LOUISVILLE, Ky. — The University of Louisville and IBM announced Wednesday that Louisville is establishing an IBM Skills Academy on campus that will help move the university, the City of Louisville and the Commonwealth of Kentucky to the forefront of data science and digital learning.
The academy will open this fall in the Miller Information Technology Center on UofL’s Belknap Campus. It will provide future-focused curriculum and educational tools with a focus on helping train today’s and tomorrow’s workforce in fast-growing technology areas such as AI, blockchain, cybersecurity and cloud computing.
The academy will be housed in the newly created Center for Digital Transformation.
IBM’s new artificial intelligence tools and related education initiatives are drawn from methods and technologies IBM has developed in-house to drive its own workforce transformation. The IBM Skills Academy transforms how cultures and people will operate with digital technology, including ethics and human bias in coding.

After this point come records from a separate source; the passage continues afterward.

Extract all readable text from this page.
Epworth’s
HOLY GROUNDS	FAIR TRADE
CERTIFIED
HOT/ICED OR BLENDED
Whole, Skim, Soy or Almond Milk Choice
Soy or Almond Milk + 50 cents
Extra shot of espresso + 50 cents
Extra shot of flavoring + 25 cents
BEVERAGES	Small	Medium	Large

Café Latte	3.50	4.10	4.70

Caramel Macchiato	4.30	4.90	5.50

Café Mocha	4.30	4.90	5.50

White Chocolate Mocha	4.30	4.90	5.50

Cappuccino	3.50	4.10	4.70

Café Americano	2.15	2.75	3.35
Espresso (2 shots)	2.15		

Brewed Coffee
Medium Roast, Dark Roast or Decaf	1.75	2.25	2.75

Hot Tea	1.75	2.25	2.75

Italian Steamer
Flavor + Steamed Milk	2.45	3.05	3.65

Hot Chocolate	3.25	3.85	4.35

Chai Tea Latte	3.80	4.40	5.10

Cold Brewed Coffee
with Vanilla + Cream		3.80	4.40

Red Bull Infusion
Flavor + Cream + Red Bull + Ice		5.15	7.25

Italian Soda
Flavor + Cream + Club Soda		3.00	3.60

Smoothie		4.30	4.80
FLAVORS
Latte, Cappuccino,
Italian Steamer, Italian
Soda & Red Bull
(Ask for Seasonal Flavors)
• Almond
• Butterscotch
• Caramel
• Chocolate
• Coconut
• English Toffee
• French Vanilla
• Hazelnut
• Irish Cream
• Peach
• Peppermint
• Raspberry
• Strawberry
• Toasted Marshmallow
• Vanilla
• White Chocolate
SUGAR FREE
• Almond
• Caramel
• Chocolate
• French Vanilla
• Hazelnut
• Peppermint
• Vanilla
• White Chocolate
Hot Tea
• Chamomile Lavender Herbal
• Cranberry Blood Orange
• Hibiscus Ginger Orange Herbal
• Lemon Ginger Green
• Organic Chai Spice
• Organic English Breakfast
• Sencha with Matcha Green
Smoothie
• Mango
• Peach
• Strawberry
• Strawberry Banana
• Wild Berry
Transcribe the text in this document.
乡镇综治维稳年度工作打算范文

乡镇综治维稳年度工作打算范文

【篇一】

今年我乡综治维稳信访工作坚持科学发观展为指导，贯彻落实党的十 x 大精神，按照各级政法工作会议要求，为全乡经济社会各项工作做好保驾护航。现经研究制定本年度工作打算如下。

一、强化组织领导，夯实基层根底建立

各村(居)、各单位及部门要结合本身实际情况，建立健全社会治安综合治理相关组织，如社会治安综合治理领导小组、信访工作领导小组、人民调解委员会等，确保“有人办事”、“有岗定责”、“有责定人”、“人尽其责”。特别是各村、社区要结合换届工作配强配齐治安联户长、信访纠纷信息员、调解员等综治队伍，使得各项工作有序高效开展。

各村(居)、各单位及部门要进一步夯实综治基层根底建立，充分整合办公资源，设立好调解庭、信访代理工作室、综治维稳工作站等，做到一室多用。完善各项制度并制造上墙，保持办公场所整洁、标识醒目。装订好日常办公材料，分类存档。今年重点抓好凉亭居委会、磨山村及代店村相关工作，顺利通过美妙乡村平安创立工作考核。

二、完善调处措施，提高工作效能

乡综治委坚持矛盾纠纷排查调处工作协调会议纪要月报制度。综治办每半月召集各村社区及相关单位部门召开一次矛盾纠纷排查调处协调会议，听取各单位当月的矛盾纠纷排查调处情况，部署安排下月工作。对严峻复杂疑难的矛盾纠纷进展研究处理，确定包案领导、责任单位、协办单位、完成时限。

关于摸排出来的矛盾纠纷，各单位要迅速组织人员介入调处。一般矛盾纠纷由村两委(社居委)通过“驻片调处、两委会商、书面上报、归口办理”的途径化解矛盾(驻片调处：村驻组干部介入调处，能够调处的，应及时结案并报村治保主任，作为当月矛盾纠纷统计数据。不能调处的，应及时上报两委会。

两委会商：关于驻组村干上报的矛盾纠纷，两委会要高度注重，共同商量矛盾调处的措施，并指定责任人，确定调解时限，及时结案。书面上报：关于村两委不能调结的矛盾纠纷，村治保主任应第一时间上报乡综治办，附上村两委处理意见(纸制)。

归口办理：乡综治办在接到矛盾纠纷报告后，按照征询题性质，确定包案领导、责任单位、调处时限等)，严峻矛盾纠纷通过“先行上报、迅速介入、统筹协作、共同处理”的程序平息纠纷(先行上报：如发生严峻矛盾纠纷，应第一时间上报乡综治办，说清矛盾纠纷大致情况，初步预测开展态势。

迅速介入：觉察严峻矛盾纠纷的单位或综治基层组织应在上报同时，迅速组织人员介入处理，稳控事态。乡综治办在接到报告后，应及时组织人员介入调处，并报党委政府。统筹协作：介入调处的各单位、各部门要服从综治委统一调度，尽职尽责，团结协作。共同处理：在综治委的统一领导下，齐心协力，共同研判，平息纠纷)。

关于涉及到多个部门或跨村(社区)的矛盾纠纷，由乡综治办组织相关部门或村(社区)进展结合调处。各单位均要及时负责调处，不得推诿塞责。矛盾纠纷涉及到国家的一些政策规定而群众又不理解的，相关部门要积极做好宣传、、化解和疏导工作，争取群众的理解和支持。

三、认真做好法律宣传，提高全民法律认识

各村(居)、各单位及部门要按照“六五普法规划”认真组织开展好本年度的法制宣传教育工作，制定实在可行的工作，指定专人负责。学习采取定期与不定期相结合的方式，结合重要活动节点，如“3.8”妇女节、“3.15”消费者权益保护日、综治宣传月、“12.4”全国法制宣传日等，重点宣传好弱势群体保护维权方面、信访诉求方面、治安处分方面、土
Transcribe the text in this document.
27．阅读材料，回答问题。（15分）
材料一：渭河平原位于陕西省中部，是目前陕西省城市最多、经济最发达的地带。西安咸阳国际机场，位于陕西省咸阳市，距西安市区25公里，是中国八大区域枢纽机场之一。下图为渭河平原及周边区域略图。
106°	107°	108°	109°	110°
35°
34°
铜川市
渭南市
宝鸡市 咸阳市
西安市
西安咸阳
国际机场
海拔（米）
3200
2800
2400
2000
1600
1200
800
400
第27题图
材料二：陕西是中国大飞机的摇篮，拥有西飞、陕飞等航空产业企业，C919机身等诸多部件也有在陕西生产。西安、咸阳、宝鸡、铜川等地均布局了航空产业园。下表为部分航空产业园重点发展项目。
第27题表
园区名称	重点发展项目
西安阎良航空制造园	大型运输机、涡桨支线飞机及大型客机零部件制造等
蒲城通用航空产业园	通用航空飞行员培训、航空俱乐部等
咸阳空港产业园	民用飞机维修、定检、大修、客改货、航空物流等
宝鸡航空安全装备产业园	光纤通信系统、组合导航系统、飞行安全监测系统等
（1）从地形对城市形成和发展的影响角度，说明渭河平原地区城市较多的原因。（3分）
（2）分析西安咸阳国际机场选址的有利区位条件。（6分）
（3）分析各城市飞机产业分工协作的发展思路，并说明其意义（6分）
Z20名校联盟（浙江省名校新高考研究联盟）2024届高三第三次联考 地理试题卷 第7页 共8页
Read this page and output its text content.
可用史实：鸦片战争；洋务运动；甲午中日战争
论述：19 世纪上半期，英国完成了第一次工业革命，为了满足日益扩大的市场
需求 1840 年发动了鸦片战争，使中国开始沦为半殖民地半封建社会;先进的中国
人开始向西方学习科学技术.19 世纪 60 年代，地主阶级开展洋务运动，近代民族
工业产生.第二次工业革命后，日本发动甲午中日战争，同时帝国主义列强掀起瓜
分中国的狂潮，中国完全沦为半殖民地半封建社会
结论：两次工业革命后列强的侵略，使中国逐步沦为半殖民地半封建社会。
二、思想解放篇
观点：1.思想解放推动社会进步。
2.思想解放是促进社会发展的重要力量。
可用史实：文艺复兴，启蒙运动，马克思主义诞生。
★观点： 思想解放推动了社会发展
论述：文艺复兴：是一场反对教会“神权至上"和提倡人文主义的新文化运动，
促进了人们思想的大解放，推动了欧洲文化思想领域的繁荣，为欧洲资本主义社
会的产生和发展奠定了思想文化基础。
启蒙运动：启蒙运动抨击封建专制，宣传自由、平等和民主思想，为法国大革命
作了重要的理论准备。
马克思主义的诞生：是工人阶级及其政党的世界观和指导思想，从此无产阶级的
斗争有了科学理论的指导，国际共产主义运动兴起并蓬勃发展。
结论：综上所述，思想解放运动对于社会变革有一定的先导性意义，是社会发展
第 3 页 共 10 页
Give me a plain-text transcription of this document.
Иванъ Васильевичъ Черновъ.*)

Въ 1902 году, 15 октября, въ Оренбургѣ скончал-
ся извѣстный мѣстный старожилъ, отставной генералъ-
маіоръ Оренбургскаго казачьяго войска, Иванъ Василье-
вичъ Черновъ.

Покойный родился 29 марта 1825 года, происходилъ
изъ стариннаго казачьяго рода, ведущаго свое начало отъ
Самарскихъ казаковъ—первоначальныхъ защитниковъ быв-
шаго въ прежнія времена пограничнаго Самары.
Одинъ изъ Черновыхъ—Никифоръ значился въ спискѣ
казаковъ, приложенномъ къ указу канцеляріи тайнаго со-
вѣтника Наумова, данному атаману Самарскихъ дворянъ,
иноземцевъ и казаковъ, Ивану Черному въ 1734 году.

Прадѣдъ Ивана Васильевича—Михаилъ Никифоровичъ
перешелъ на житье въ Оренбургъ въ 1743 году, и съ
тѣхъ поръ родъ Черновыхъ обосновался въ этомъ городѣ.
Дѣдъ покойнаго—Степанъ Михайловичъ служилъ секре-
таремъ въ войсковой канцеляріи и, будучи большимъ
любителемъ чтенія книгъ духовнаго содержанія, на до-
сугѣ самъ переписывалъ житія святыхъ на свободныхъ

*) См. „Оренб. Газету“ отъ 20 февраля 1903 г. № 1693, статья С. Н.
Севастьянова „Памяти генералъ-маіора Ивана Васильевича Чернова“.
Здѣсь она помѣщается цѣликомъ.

“This is a game changer for UofL and for the commonwealth,” said university President Neeli Bendapudi. “The new skills academy will close the digital divide that has existed between Kentucky and high-tech areas such as the northeast corridor and the west coast.”
Through the IBM Academic Initiative, IBM will make available software and cloud technology with an estimated value up to $5 million to UofL students and faculty for teaching and non-commercial research purposes.
IBM will also provide training for select UofL faculty in eight areas: artificial intelligence, blockchain technology, cybersecurity, cloud technology, data science, internet of things, design thinking and quantum computing.
Once trained, UofL faculty will teach colleagues and students and serve as workforce development agents for the community. They will help people earn IBM digital credentials or college credit that will better qualify them for high-tech careers.
Through the collaboration, UofL faculty also will participate in curricular innovation, including integrating digital learning into their college courses, as well as in K-12 classes.
“Skills are the most important issue of our time. The true potential in digital and AI systems is in their ability to work in partnership with humans,” said Naguib Attia, VP, Global University Programs, IBM. “The University of Louisville is empowering students and faculty to flourish in the era of AI and automation by preparing them with the necessary skills to make the partnership between people and AI as beneficial as possible.”